Reputation: 511
I am try to do topic modelling using LSA, with the following code:
and in the next line I have this:
top_n_words_lsa = get_top_n_words(10,
lsa_keys,
small_document_term_matrix,
small_count_vectorizer)
for i in range(len(top_n_words_lsa)):
print("Topic {}: ".format(i+1), top_n_words_lsa[i])
But I am facing this error:
---------------------------------------------------------------------------
AttributeError Traceback (most recent call last)
~\AppData\Local\Temp/ipykernel_15164/599799419.py in <module>
----> 1 top_n_words_lsa = get_top_n_words(10,
2 lsa_keys,
3 small_document_term_matrix,
4 small_count_vectorizer)
5
~\AppData\Local\Temp/ipykernel_15164/2401631730.py in get_top_n_words(n, keys,
document_term_matrix, count_vectorizer)
11 if keys[i] == topic:
12 temp_vector_sum += document_term_matrix[i]
---> 13 temp_vector_sum = temp_vector_sum.toarray()
14 top_n_word_indices = np.flip(np.argsort(temp_vector_sum)[0][-n:],0)
15 top_word_indices.append(top_n_word_indices)

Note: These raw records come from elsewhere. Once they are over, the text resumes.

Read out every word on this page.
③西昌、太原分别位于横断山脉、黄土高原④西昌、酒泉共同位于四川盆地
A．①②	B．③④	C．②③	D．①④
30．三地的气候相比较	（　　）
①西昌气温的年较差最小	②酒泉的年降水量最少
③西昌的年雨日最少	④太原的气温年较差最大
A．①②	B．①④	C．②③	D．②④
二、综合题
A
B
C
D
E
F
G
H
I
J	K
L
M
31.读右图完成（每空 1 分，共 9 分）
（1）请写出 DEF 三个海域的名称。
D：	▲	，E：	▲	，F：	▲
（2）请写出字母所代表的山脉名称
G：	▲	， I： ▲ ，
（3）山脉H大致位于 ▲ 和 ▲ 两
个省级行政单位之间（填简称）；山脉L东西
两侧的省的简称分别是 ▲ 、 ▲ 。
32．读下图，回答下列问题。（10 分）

AttributeError: 'int' object has no attribute 'toarray'
The related helper functions are defined below:
# Define helper functions
def get_top_n_words(n, keys, document_term_matrix, count_vectorizer):
'''
returns a list of n_topic strings, where each string contains the n most common
words in a predicted category, in order
'''
top_word_indices = []
for topic in range(n_topics):
temp_vector_sum = 0
for i in range(len(keys)):
if keys[i] == topic:
temp_vector_sum += document_term_matrix[i]
temp_vector_sum = temp_vector_sum.toarray()
top_n_word_indices = np.flip(np.argsort(temp_vector_sum)[0][-n:],0)
top_word_indices.append(top_n_word_indices)
top_words = []
for topic in top_word_indices:
topic_words = []
for index in topic:
temp_word_vector = np.zeros((1,document_term_matrix.shape[1]))
temp_word_vector[:,index] = 1
the_word = count_vectorizer.inverse_transform(temp_word_vector)[0][0]
topic_words.append(the_word.encode('ascii').decode('utf-8'))
top_words.append(" ".join(topic_words))
return top_words
Can you please tell me what I am missing here?
Upvotes: 0
Views: 737
Reputation: 1337
You define temp_vector_sum
as 0 and then add to it. So it's an object of type int
. That class doesn't define a function toarray
. You could do something like: np.array([temp_vector_sum])
.
Upvotes: 0